Précisément, il n’existe pas à ce jour de cas concret d’une utilisation réussie de la blockchain pour une plateforme de Marketing d’Influence. Et les doutes sont permis, car le Marketing d’Influence, plus que tout autre segment du marketing, est basé sur l’humain. Contrairement à une plateforme de publicité classique (comme Facebook Ads), le webmarketing doit adopter une démarche relationnelle avec l’influenceur, et même idéalement construire une relation de long terme. Si une technologie pouvait prendre le relais sur ce front, ce serait plutôt l’Intelligence Artificielle, mais ce n’est pas pour demain !

La blockchain n’est pas une solution de mesure

Si la blockchain reste une technologie prometteuse, il y a un domaine dans lequel elle est tout bonnement inutile : la mesure de la performance. Il est important de le clarifier ici, cet argument étant étonnamment utilisé par beaucoup de plateformes en développement. La blockchain simplifierait tout, y compris le reporting. Faux.
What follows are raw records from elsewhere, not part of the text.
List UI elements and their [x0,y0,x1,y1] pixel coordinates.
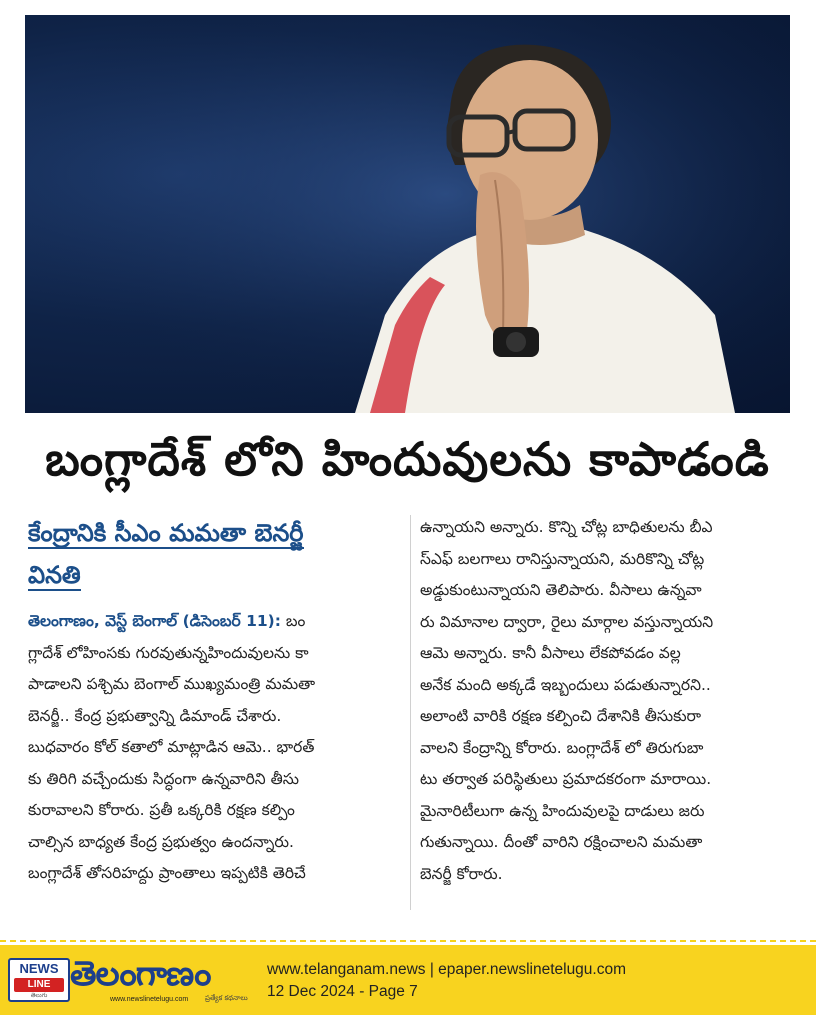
article-line: గుతున్నాయి. దీంతో వారిని రక్షించాలని మమతా [420,833,703,851]
article-line: గ్లాదేశ్ లోహింసకు గురవుతున్నహిందువులను కా [28,643,309,662]
article-line: అడ్డుకుంటున్నాయని తెలిపారు. వీసాలు ఉన్నవా [420,581,702,599]
news-photo [25,15,790,413]
article-line: పాడాలని పశ్చిమ బెంగాల్ ముఖ్యమంత్రి మమతా [28,675,316,693]
footer-info [267,959,626,1003]
logo-url[interactable]: www.newslinetelugu.com [110,996,189,1003]
article-column-left [28,512,400,890]
logo-tagline: ప్రత్యేక కథనాలు [205,994,248,1002]
article-headline: బంగ్లాదేశ్ లోని హిందువులను కాపాడండి [45,432,770,486]
article-line: స్ఎఫ్ బలగాలు రానిస్తున్నాయని, మరికొన్ని చోట్ల [420,549,705,568]
photo-illustration [25,15,790,413]
article-line: అనేక మంది అక్కడే ఇబ్బందులు పడుతున్నారని.. [420,675,711,694]
article-line: ఉన్నాయని అన్నారు. కొన్ని చోట్ల బాధితులను బీఎ [420,518,713,536]
article-line: వాలని కేంద్రాన్ని కోరారు. బంగ్లాదేశ్ లో తిరుగుబా [420,738,704,757]
article-subhead [28,512,400,596]
article-line: బంగ్లాదేశ్ తోసరిహద్దు ప్రాంతాలు ఇప్పటికి తెరిచే [28,864,306,882]
footer-sites-link[interactable]: www.telanganam.news | epaper.newslinetelugu.com [267,961,627,978]
article-line: టు తర్వాత పరిస్థితులు ప్రమాదకరంగా మారాయి. [420,770,712,788]
article-line: తెలంగాణం, వెస్ట్ బెంగాల్ (డిసెంబర్ 11): బం [28,612,306,630]
footer-bar [0,945,816,1015]
article-line: బుధవారం కోల్ కతాలో మాట్లాడిన ఆమె.. భారత్ [28,738,315,756]
logo-news-text: NEWS [19,961,59,976]
article-line: మైనారిటీలుగా ఉన్న హిందువులపై దాడులు జరు [420,801,705,820]
subhead-line-2: వినతి [28,561,81,589]
column-divider [410,515,411,910]
article-line: బెనర్జీ కోరారు. [420,864,503,883]
article-line: కురావాలని కోరారు. ప్రతీ ఒక్కరికి రక్షణ కల్పిం [28,801,295,819]
logo-small-text: తెలుగు [30,992,48,999]
dateline: తెలంగాణం, వెస్ట్ బెంగాల్ (డిసెంబర్ 11): [28,612,281,630]
footer-divider [0,940,816,942]
telanganam-logo[interactable]: తెలంగాణం [70,954,211,994]
article-line: కు తిరిగి వచ్చేందుకు సిద్ధంగా ఉన్నవారిని తీసు [28,769,299,788]
subhead-line-1: కేంద్రానికి సీఎం మమతా బెనర్జీ [28,519,304,547]
article-line: రు విమానాల ద్వారా, రైలు మార్గాల వస్తున్నాయని [420,612,714,631]
logo-line-text: LINE [14,978,64,992]
article-line: ఆమె అన్నారు. కానీ వీసాలు లేకపోవడం వల్ల [420,644,681,662]
article-line: బెనర్జీ.. కేంద్ర ప్రభుత్వాన్ని డిమాండ్ చేశారు. [28,706,282,725]
article-line: అలాంటి వారికి రక్షణ కల్పించి దేశానికి తీసుకురా [420,707,702,725]
article-line: చాల్సిన బాధ్యత కేంద్ర ప్రభుత్వం ఉందన్నారు. [28,832,294,851]
footer-date-page: 12 Dec 2024 - Page 7 [267,983,418,1000]
newsline-logo[interactable] [8,958,70,1002]
article-column-right [420,512,792,890]
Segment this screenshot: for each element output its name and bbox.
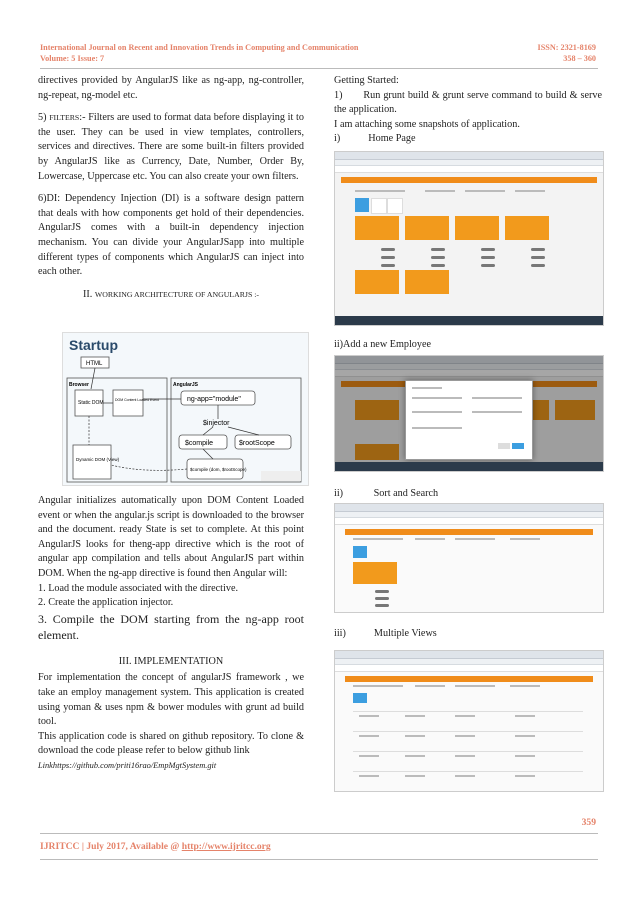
step-build <box>334 89 602 118</box>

Au mieux, il serait possible d’entrer les résultats d’une campagne dans le profil d’un influenceur sur la blockchain, pour permettre à un futur annonceur d’anticiper le résultat d’une campagne en ayant recours au même influenceur. Mais d’une part, cette entrée ne peut être que manuelle, pas automatique (donc l’humain reste incontournable) et de plus, la performance passée ne garantira en rien celle de l’influenceur sur une nouvelle campagne. Tout juste est-ce un indicateur utile. Mais n’importe quelle plateforme peut proposer le même service, sans nécessairement utiliser la technologie blockchain.

La blockchain n’élimine pas la fraude

Si la blockchain est le futur du Marketing d’Influence, on s’attendrait à ce qu’elle résolve son défi le plus pressant : la fraude. Las, l’usage de la chaîne de blocs est loin de permettre de lutter contre ce fléau.

  • L’entrée de données sur la blockchain reste manuelle et donc susceptible d’être manipulée. Si un marketeur mal intentionné, pour une raison x ou y, insère une donnée fausse sur un influenceur, comme un taux d’engagement plus élevé que la réalité, la blockchain est incapable d’empêcher cette falsification. Le taux d’engagement fantoche est désormais associé à l’influenceur et visible auprès de tous les autres annonceurs utilisant la plateforme et pouvant ainsi se faire berner.
  • Pire, si une donnée entrée est fausse, elle le reste pour toujours. La grande force de la chaîne de blocs, c’est qu’elle est immuable. Une donnée, une fois entrée, ne peut en principe plus être modifiée ou corrompue. Un atout, sauf si cette donnée est fake.
  • La blockchain est impuissante face à la fraude au clic. La blockchain se propose de révolutionner les accord entre les acteurs de la chaîne de valeur. Mais elle ne peut contrôler la bonne exécution d’une campagne. Vous ne voulez pas qu’elle vous fasse un café aussi tant que vous y êtes ?

Alors, quel intérêt pour la blockchain côté influence ?

Oui, malgré le ton critique (mais justifié) de ce article, il existe bien des usages vertueux potentiels de la blockchain pour le Marketing d’Influence, nous les avons listés dans l’article ci-dessous. En particulier du côté de la mise en relation entre annonceur et influencueur, ainsi que dans leurs transactions monétaires. Mais il est douteux que cela supprime le besoin d’un intermédiaire, ne serait-ce que parce qu’il faut bien un acteur pour développer la plateforme en question.

La blockchain, l’avenir du Marketing d’Influence ?

Le récent krach du Bitcoin et des cryptomonnaies cette année l’a encore démontré : la technologie blockchain doit encore prouver son utilité et sa capacité à pénétrer un marché de masse. Ce qui est vrai côté cryptomonnaies l’est plus encore côté Marketing. À suivre, donc.